Blood comprising contacting blood with a blood clot promoter comprising an inorganic material selected from the group consisting of diatomaceous earth, glass powder or fiber, wet or dry silica, and calcium exchange permutites How to promote coagulation. The method of claim 1 wherein the inorganic material is ion exchanged. The method of claim 2, wherein the ion is calcium. The method of claim 1 wherein the inorganic material comprises a non-mesoporous glass powder or fiber. The method of claim 1 wherein the inorganic material comprises calcium polyphosphate glass. The method of claim 1 wherein the inorganic material comprises silica gel. The method of claim 1 wherein said blood clot promoter is contained in a porous carrier selected from the group consisting of woven fibrous products, nonwoven fibrous products, puffs, sponges, and mixtures thereof. The method of claim 1, wherein the coagulated blood comprises blood flowing from an animal or human wound.
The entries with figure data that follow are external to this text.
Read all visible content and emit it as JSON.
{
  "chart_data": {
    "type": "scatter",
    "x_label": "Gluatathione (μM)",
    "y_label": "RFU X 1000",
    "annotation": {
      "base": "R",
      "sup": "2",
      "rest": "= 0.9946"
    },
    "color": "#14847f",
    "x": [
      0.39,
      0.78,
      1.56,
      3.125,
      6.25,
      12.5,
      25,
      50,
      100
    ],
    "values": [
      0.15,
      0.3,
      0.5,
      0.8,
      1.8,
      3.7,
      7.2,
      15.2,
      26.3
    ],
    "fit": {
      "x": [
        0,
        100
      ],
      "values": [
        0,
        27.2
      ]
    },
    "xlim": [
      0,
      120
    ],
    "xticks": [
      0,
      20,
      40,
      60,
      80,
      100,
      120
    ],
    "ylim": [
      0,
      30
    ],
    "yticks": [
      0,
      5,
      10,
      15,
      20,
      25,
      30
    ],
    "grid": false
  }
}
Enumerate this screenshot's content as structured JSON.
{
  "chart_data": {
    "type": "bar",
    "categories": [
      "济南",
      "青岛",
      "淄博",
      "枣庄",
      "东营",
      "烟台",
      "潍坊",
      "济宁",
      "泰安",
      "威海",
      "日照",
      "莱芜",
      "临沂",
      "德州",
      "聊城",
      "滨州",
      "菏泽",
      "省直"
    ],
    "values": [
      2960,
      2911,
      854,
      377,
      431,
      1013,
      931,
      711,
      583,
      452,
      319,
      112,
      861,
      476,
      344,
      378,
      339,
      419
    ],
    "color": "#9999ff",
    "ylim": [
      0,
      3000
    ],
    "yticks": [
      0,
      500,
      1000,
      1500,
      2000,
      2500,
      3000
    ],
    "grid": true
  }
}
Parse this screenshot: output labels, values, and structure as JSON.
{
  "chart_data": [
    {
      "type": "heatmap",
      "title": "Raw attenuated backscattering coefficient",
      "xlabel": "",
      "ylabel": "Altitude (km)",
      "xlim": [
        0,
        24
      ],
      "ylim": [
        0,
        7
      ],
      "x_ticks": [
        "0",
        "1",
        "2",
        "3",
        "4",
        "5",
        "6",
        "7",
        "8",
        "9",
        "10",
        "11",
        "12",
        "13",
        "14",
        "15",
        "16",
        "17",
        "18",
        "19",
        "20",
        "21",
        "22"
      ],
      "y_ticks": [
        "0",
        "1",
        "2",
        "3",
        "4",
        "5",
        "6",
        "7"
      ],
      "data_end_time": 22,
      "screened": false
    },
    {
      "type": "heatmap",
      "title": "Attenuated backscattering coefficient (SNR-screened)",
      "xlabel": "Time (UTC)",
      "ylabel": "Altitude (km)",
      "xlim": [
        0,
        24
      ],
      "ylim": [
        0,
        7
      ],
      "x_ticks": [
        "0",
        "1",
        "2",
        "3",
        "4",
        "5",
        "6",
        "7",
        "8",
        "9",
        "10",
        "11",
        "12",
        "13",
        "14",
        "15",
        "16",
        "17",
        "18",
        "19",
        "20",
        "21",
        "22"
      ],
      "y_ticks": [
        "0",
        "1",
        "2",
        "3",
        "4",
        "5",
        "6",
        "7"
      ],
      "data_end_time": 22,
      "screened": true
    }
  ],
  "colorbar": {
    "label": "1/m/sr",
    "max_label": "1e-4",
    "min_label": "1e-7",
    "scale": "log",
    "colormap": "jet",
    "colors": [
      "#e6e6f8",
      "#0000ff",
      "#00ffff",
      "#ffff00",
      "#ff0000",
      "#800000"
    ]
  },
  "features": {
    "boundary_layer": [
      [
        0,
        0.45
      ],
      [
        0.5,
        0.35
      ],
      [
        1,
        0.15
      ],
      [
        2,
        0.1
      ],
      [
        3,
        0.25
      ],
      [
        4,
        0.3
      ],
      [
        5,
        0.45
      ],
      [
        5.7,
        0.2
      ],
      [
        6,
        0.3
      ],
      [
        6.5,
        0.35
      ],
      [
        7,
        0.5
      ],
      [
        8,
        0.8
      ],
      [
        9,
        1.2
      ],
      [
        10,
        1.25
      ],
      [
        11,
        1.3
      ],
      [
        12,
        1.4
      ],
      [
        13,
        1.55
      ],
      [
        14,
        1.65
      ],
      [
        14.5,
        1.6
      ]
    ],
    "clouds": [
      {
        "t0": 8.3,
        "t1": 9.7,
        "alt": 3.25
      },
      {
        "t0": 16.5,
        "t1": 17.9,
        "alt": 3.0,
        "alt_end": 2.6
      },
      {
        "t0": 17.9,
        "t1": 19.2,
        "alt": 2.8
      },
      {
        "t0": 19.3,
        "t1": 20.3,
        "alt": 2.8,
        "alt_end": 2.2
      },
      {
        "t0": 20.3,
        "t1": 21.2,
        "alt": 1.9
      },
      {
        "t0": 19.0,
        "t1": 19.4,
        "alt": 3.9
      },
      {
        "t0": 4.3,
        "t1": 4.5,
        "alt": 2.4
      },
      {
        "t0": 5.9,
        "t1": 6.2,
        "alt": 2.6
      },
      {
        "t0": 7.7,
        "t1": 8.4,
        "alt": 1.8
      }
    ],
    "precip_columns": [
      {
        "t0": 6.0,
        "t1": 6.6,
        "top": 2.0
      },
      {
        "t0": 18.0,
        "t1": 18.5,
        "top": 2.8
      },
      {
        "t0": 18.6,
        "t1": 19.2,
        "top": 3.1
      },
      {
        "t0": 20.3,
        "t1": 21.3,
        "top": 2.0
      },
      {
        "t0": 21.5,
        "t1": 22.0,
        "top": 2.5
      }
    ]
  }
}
The method of claim 1, wherein said inorganic material promotes blood coagulation about 2-12 times faster than in the absence. The method of claim 1, wherein the blood clot accelerator is antibiotic, antifungal, antibacterial, anti-inflammatory, analgesic, bacteriostatic, silver ion-containing compound, chitosan, fibrin, thrombin, superabsorbent polymer, Further comprising calcium, polyethylene glycol, dextran, vasoactive catecholamines, vasoactive peptides, electrostatic agents, anesthetics or fluorescent agents.